December 19, 2021 at 3:29 pm #51693Jesslyn ZengParticipantVery much depends on the circumstances when deciding whether a company should continue to fight a takeover even if their shareholders become convinced that the deal should go though – if the deal is absolutely necessary to ensure the survival of the company moving forward, the company should perhaps not fight a takeover; however, on the other hand, if the company directors are convinced that it is indeed the best interests of the company’s stakeholders (including the shareholders), then efforts should be directed at ensuring that the shareholders are made aware of the advantages and disadvantages of such pursuits. After all, the best interests of the stakeholders – including the employees, shareholders and the company itself – are of paramount importance.
December 30, 2021 at 5:04 am #52191Abdullah AzizParticipantThat will be very challenging for the management.
But, I believe the key here is if the management believes that the company’s future with the current owners is better than with the acquirers, even if they offered a great offer.
The areas that the company need to focus on are business plan, future investments, current experience and future owner capabilities.
March 1, 2024 at 4:42 am #99448AnonymousInactiveAccording to your post, the hostile takeover is not good at any relation and any place. so I advice at anyone avoided all these thing related this.
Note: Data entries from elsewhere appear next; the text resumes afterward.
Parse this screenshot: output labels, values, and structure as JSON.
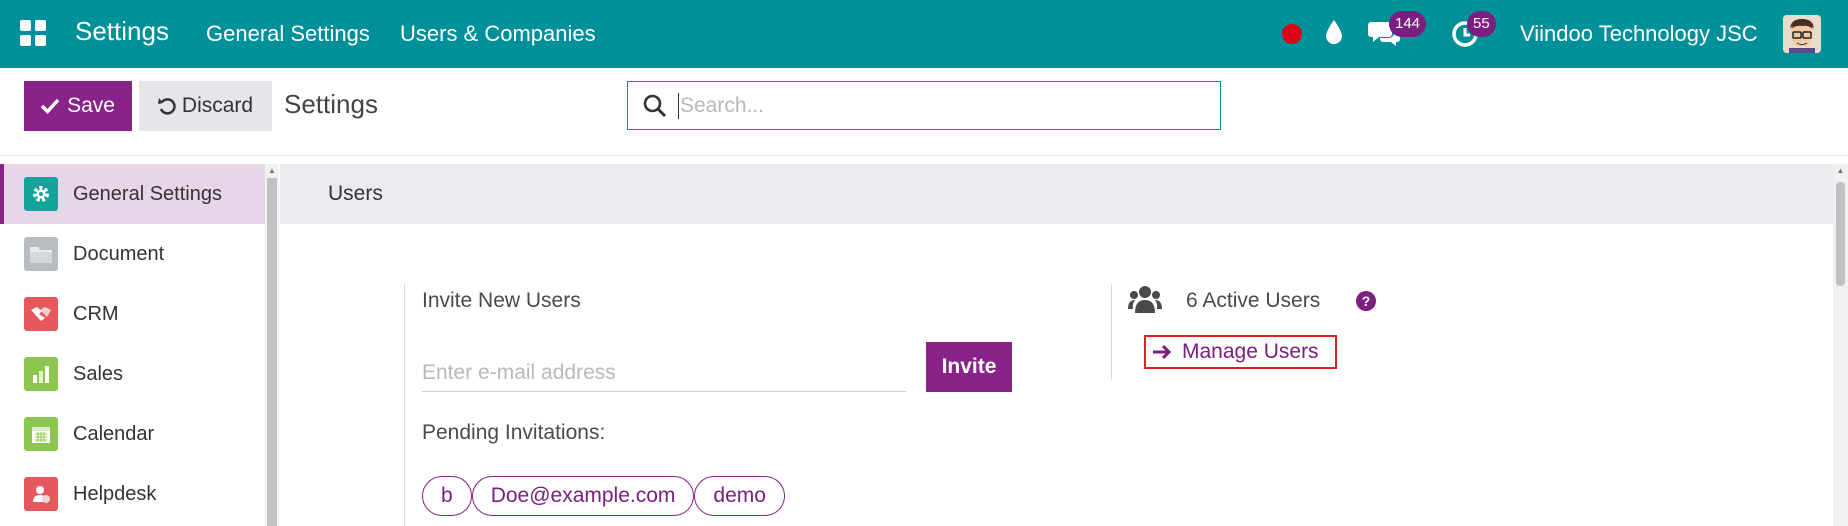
{
  "navbar": {
    "app_title": "Settings",
    "links": [
      "General Settings",
      "Users & Companies"
    ],
    "chat_badge": "144",
    "activity_badge": "55",
    "company": "Viindoo Technology JSC",
    "icons": [
      "apps-grid-icon",
      "recording-dot-icon",
      "drop-icon",
      "chat-icon",
      "activity-clock-icon",
      "avatar"
    ],
    "accent_color": "#00909a"
  },
  "control": {
    "save_label": "Save",
    "discard_label": "Discard",
    "title": "Settings",
    "search_placeholder": "Search..."
  },
  "sidebar": {
    "items": [
      {
        "label": "General Settings",
        "icon": "gear-icon",
        "active": true
      },
      {
        "label": "Document",
        "icon": "folder-icon"
      },
      {
        "label": "CRM",
        "icon": "handshake-icon"
      },
      {
        "label": "Sales",
        "icon": "chart-icon"
      },
      {
        "label": "Calendar",
        "icon": "calendar-icon"
      },
      {
        "label": "Helpdesk",
        "icon": "helpdesk-icon"
      }
    ]
  },
  "main": {
    "section_title": "Users",
    "invite_title": "Invite New Users",
    "email_placeholder": "Enter e-mail address",
    "invite_label": "Invite",
    "pending_title": "Pending Invitations:",
    "pending": [
      "b",
      "Doe@example.com",
      "demo"
    ],
    "active_users": "6 Active Users",
    "help": "?",
    "manage_users": "Manage Users",
    "brand_color": "#8a2389"
  }
}
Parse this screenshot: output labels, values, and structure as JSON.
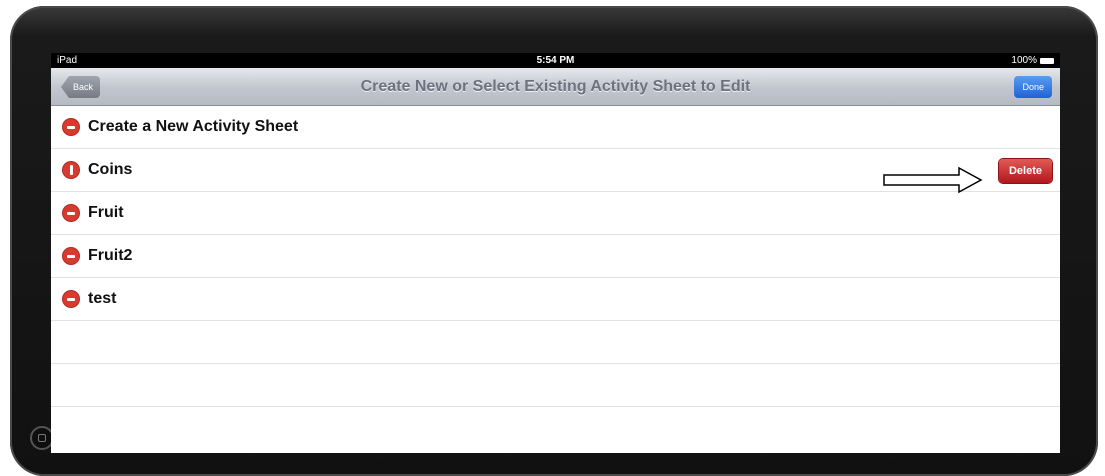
{
  "status_bar": {
    "device": "iPad",
    "time": "5:54 PM",
    "battery": "100%"
  },
  "nav_bar": {
    "back_label": "Back",
    "title": "Create New or Select Existing Activity Sheet to Edit",
    "done_label": "Done"
  },
  "rows": [
    {
      "label": "Create a New Activity Sheet",
      "icon": "minus-circle-icon"
    },
    {
      "label": "Coins",
      "icon": "rotated-delete-icon",
      "delete_label": "Delete"
    },
    {
      "label": "Fruit",
      "icon": "minus-circle-icon"
    },
    {
      "label": "Fruit2",
      "icon": "minus-circle-icon"
    },
    {
      "label": "test",
      "icon": "minus-circle-icon"
    }
  ]
}
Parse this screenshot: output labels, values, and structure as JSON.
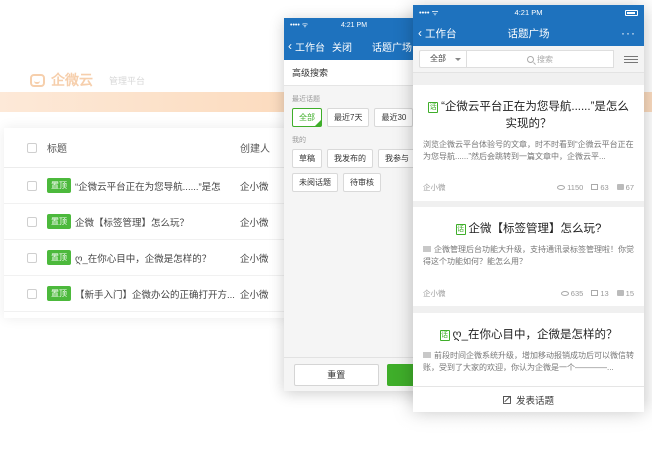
{
  "web": {
    "brand": "企微云",
    "subtitle": "管理平台",
    "table": {
      "col_title": "标题",
      "col_creator": "创建人",
      "rows": [
        {
          "pin": "置顶",
          "title": "“企微云平台正在为您导航......”是怎",
          "creator": "企小微"
        },
        {
          "pin": "置顶",
          "title": "企微【标签管理】怎么玩？",
          "creator": "企小微"
        },
        {
          "pin": "置顶",
          "title": "ღ_在你心目中，企微是怎样的？",
          "creator": "企小微"
        },
        {
          "pin": "置顶",
          "title": "【新手入门】企微办公的正确打开方...",
          "creator": "企小微"
        }
      ]
    }
  },
  "search_phone": {
    "status_time": "4:21 PM",
    "back_label": "工作台",
    "close_label": "关闭",
    "nav_title": "话题广场",
    "advanced_search": "高级搜索",
    "recent_label": "最近话题",
    "recent_options": [
      "全部",
      "最近7天",
      "最近30"
    ],
    "mine_label": "我的",
    "mine_options_row1": [
      "草稿",
      "我发布的",
      "我参与"
    ],
    "mine_options_row2": [
      "未阅话题",
      "待审核"
    ],
    "reset_label": "重置"
  },
  "plaza_phone": {
    "status_time": "4:21 PM",
    "back_label": "工作台",
    "nav_title": "话题广场",
    "more_icon": "···",
    "filter_value": "全部",
    "search_placeholder": "搜索",
    "topics": [
      {
        "title": "“企微云平台正在为您导航......”是怎么实现的？",
        "body": "浏览企微云平台体验号的文章，时不时看到“企微云平台正在为您导航......”然后会跳转到一篇文章中，企微云平...",
        "author": "企小微",
        "views": "1150",
        "comments": "63",
        "likes": "67"
      },
      {
        "title": "企微【标签管理】怎么玩?",
        "body": "企微管理后台功能大升级，支持通讯录标签管理啦！你觉得这个功能如何？能怎么用？",
        "author": "企小微",
        "views": "635",
        "comments": "13",
        "likes": "15"
      },
      {
        "title": "ღ_在你心目中，企微是怎样的？",
        "body": "前段时间企微系统升级，增加移动报销成功后可以微信转账，受到了大家的欢迎，你认为企微是一个————...",
        "author": "",
        "views": "",
        "comments": "",
        "likes": ""
      }
    ],
    "publish_label": "发表话题"
  }
}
March 5, 2024 at 3:38 am #99697Mark ButikoferParticipantIdeally, management should be balancing the interests of shareholders, employees, and customers. At the end of the day shareholders are key stakeholders.
In reality, there are plenty of examples where it’s evident that management undertook a defensive course for self-preservation – and not for creating value for shareholders.
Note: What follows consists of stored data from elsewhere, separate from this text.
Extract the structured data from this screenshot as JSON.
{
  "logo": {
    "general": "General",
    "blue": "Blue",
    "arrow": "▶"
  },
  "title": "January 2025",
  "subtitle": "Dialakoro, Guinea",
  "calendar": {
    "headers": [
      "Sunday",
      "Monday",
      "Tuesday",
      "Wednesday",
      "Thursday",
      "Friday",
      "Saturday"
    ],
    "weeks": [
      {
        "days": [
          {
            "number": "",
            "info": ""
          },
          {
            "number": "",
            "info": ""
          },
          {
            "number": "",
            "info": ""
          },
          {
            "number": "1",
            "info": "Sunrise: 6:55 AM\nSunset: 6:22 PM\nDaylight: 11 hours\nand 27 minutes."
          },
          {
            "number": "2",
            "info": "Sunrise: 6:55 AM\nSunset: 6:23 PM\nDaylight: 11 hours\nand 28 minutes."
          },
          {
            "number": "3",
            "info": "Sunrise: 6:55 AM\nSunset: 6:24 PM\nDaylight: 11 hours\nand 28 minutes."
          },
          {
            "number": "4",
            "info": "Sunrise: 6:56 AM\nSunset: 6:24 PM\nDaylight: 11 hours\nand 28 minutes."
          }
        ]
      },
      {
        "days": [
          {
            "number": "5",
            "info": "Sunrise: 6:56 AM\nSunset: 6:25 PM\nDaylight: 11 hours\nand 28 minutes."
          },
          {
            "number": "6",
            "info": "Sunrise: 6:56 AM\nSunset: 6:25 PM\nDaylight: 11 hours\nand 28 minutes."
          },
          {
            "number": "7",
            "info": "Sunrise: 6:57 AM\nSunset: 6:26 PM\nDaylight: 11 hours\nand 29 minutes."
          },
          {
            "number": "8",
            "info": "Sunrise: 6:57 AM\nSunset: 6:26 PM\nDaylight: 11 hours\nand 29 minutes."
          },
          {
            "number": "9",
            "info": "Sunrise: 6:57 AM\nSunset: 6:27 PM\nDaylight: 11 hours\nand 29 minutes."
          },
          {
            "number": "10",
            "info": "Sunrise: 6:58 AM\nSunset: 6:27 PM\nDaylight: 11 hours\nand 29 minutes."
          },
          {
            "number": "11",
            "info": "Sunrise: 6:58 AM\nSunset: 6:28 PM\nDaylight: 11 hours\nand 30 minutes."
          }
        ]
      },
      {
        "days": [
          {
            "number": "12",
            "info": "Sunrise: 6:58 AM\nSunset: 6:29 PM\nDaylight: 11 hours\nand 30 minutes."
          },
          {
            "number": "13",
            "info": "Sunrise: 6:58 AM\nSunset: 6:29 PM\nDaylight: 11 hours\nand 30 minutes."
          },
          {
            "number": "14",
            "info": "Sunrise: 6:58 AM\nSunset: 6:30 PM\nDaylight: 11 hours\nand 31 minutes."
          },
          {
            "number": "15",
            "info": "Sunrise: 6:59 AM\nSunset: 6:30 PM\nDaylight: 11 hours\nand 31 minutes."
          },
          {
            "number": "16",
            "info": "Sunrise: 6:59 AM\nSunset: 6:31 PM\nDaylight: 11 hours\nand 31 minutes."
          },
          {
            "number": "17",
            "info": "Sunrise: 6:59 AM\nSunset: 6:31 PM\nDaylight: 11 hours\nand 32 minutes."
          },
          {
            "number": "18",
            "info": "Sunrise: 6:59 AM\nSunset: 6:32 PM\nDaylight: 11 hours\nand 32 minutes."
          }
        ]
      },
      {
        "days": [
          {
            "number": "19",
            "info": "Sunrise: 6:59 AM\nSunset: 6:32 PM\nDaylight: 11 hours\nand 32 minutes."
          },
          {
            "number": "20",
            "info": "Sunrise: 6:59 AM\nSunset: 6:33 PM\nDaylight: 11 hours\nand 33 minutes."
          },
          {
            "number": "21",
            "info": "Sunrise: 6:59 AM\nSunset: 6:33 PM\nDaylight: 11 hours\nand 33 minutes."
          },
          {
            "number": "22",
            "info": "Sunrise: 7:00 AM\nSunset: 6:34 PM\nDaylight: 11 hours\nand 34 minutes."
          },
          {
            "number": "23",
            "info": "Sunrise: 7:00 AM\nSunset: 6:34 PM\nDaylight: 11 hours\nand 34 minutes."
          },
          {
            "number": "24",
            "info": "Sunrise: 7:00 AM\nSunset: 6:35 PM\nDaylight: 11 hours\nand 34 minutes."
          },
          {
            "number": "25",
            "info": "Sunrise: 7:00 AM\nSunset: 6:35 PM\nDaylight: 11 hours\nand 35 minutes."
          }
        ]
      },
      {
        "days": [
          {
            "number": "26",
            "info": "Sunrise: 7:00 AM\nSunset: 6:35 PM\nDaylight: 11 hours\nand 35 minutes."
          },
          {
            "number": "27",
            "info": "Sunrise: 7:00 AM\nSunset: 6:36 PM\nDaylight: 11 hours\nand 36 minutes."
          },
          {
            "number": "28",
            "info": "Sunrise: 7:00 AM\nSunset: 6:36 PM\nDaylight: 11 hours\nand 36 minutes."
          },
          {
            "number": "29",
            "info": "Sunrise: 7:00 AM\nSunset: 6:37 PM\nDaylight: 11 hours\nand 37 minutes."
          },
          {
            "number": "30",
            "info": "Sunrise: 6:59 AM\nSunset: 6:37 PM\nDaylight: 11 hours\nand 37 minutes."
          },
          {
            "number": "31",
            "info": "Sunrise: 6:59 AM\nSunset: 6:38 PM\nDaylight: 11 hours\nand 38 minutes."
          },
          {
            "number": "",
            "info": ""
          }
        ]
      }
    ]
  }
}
In cases, where management understands that the acquirer intends -or- is likely to dramatically break apart, spin-off business operations which will negatively impact shareholders, customers, and employees, I believe they have the right to stand up and take defensive action.
If management can keep their focus on creating shareholder value, respecting their employees and customers, they shouldn’t worry about a takeover wherein the terms are shown to be favorable to shareholders, employees, and customers.